Human Rights News

New York Assembly Blocks Reinstatement of Death Penalty

On Tuesday, April 12, 2005, the New York Assembly Committee on Codes voted against sending a bill to the floor of the New York Assembly that would have restored the state’s death penalty law. The death penalty was halted in New York last year after the State Supreme Court ruled that the New York death penalty statute was unconstitutional. Since that time, there has seen an enormous outpouring of support for ending the death penalty in New York. Several large hearings were held in New York and Albany where law enforcement, family members of murder victims, experts in capital punishment law and representatives of organizations that oppose the death penalty, including Human Rights Watch, spoke in favor of abolishing the death penalty in New York.  
 
The Committee on Codes’ decision not to allow a vote on a bill that would have restored the death penalty comes after the Speaker of the House, Sheldon Silver, publicly retreated from his long-term support of capital punishment.

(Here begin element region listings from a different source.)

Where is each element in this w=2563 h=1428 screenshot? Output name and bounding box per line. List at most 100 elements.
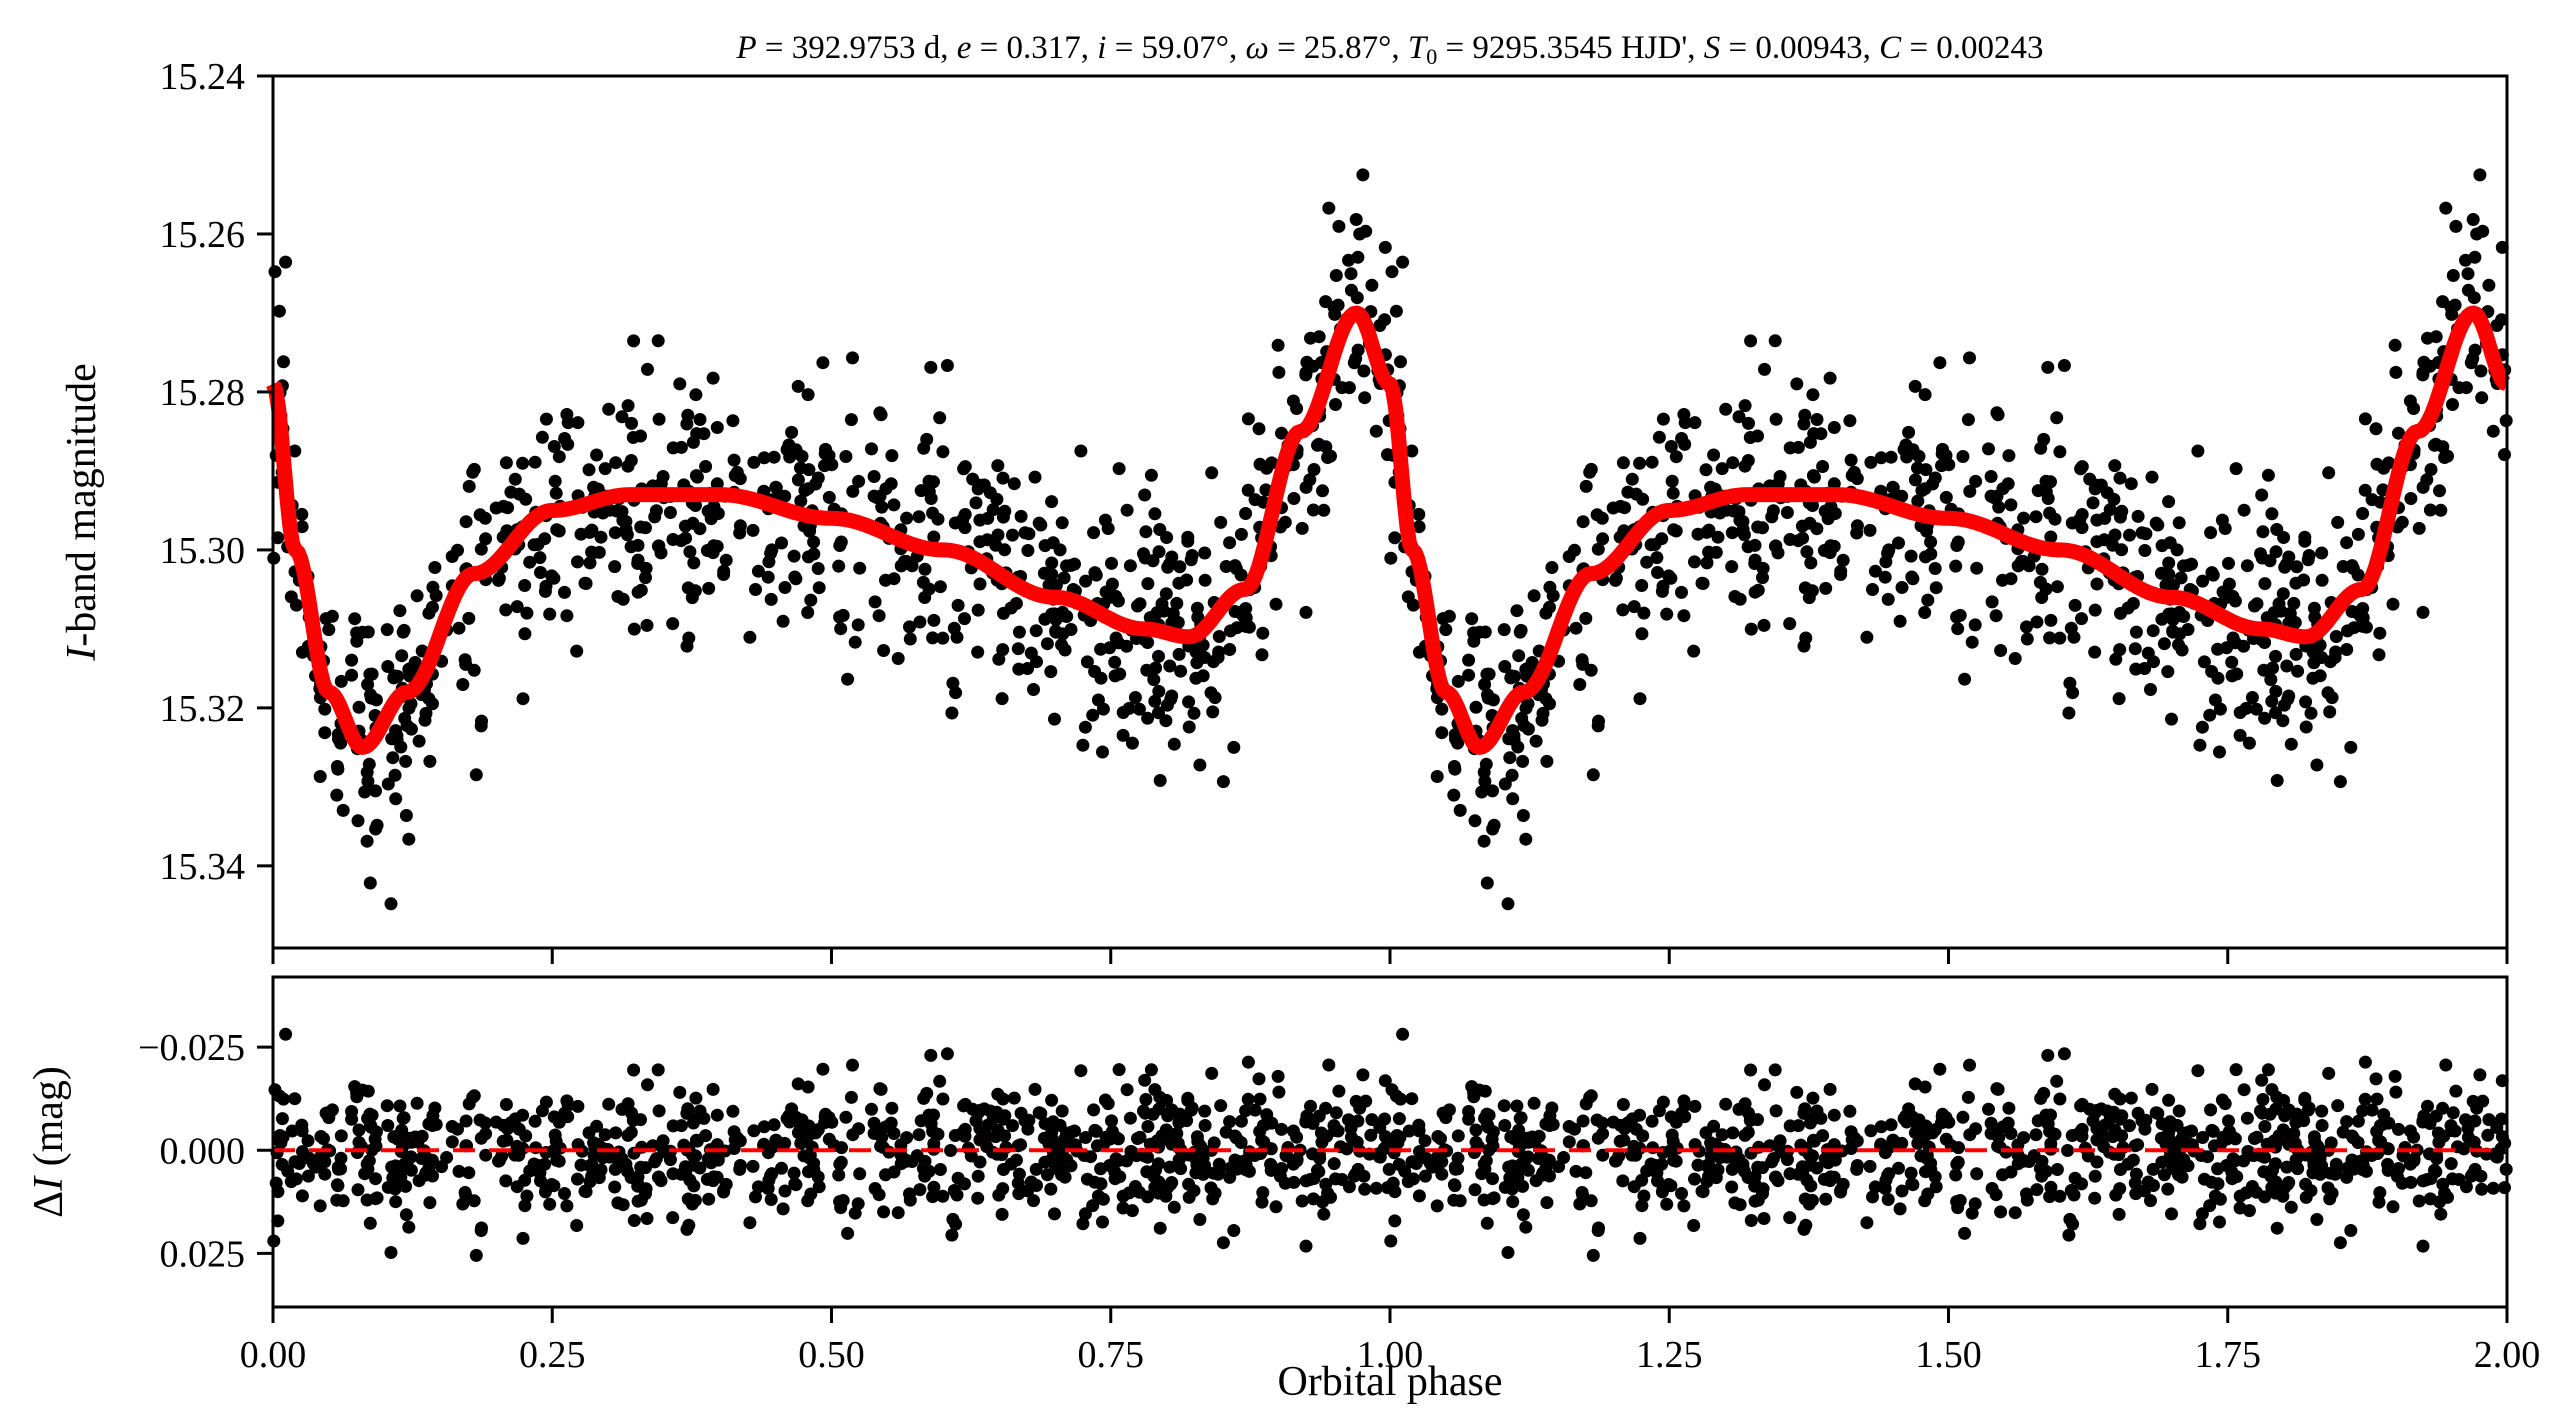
observation-point <box>1748 585 1762 599</box>
residual-point <box>1234 1114 1248 1128</box>
residual-point <box>2250 1130 2264 1144</box>
observation-point <box>1510 604 1524 618</box>
observation-point <box>384 897 398 911</box>
residual-point <box>1802 1197 1816 1211</box>
observation-point <box>1040 637 1054 651</box>
observation-point <box>1596 532 1610 546</box>
observation-point <box>2351 527 2365 541</box>
residual-point <box>1264 1157 1278 1171</box>
observation-point <box>2245 691 2259 704</box>
residual-point <box>1141 1120 1155 1133</box>
observation-point <box>1105 556 1118 570</box>
observation-point <box>571 555 584 569</box>
observation-point <box>1700 556 1714 570</box>
observation-point <box>783 450 797 464</box>
observation-point <box>1868 564 1882 578</box>
residual-point <box>2397 1149 2411 1163</box>
residual-point <box>874 1082 888 1096</box>
residual-point <box>1138 1073 1152 1087</box>
residual-point <box>1412 1189 1426 1203</box>
observation-point <box>1286 394 1300 408</box>
observation-point <box>803 524 817 538</box>
observation-point <box>1007 477 1021 491</box>
residual-point <box>846 1058 859 1072</box>
residual-point <box>598 1128 612 1142</box>
observation-point <box>940 359 954 372</box>
residual-point <box>991 1087 1005 1101</box>
x-tick-label: 0.75 <box>1078 1334 1145 1376</box>
residual-point <box>284 1175 298 1189</box>
observation-point <box>816 356 830 370</box>
residual-point <box>389 1195 403 1209</box>
observation-point <box>1388 531 1402 545</box>
residual-point <box>1048 1207 1061 1221</box>
observation-point <box>1205 466 1219 480</box>
observation-point <box>2277 531 2291 544</box>
observation-point <box>552 450 566 464</box>
residual-point <box>1576 1114 1590 1128</box>
residual-point <box>2351 1114 2365 1128</box>
residual-point <box>398 1157 412 1171</box>
observation-point <box>631 585 645 599</box>
observation-point <box>404 697 418 711</box>
residual-point <box>285 1124 299 1138</box>
residual-point <box>314 1150 328 1164</box>
residual-point <box>1618 1122 1632 1136</box>
residual-point <box>2144 1194 2157 1208</box>
observation-point <box>1843 414 1857 428</box>
observation-point <box>791 379 805 393</box>
residual-point <box>1172 1116 1186 1130</box>
observation-point <box>479 532 493 546</box>
observation-point <box>1827 421 1841 434</box>
residual-point <box>1660 1197 1674 1211</box>
residual-point <box>2255 1106 2269 1120</box>
observation-point <box>1573 678 1587 691</box>
observation-point <box>345 653 359 667</box>
residual-point <box>1435 1167 1449 1181</box>
observation-point <box>1478 678 1492 691</box>
residual-point <box>1198 1119 1212 1132</box>
residual-point <box>1918 1080 1932 1094</box>
observation-point <box>693 413 707 426</box>
observation-point <box>2193 738 2207 752</box>
observation-point <box>1486 784 1499 798</box>
residual-point <box>1506 1195 1520 1209</box>
residual-point <box>2057 1047 2071 1061</box>
residual-point <box>971 1169 985 1183</box>
residual-point <box>2165 1207 2178 1221</box>
residual-point <box>1084 1150 1098 1164</box>
residual-point <box>1133 1130 1147 1144</box>
residual-point <box>1074 1064 1088 1078</box>
residual-point <box>1961 1090 1975 1104</box>
y-tick-label: 15.32 <box>160 688 246 730</box>
observation-point <box>361 678 375 691</box>
residual-point <box>1552 1160 1566 1174</box>
observation-point <box>2035 562 2049 576</box>
residual-point <box>2240 1111 2254 1125</box>
residual-point <box>2222 1114 2235 1128</box>
residual-point <box>936 1189 950 1203</box>
observation-point <box>322 623 336 637</box>
observation-point <box>1034 518 1048 532</box>
residual-point <box>1584 1194 1598 1208</box>
residual-point <box>2061 1144 2075 1157</box>
observation-point <box>1506 792 1520 806</box>
residual-point <box>673 1085 687 1099</box>
observation-point <box>560 609 574 623</box>
residual-point <box>783 1115 797 1129</box>
observation-point <box>1138 551 1152 565</box>
residual-point <box>1157 1132 1171 1146</box>
observation-point <box>512 487 526 501</box>
residual-point <box>706 1082 720 1096</box>
residual-point <box>1086 1199 1100 1213</box>
observation-point <box>2265 694 2279 708</box>
observation-point <box>412 734 426 748</box>
residual-point <box>1497 1099 1511 1113</box>
observation-point <box>2299 720 2313 734</box>
observation-point <box>627 334 641 348</box>
observation-point <box>1985 595 1999 609</box>
observation-point <box>2476 224 2490 238</box>
observation-point <box>2304 706 2318 720</box>
observation-point <box>388 768 402 782</box>
residual-point <box>2258 1190 2272 1204</box>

The same bill was passed earlier in the year by the New York State Senate, but other prominent New York legislators have changed their stance on the issue in recent months, citing flaws in the system that have allowed innocent persons to be executed and people of color to be unfairly targeted.  
 
Unless there are procedural maneuvers by death penalty supporters in the New York Assembly, the death penalty legislation will not be acted upon in this session. Observers say that such a maneuver is unlikely and the death penalty will likely remain off the books in New York for the next few years.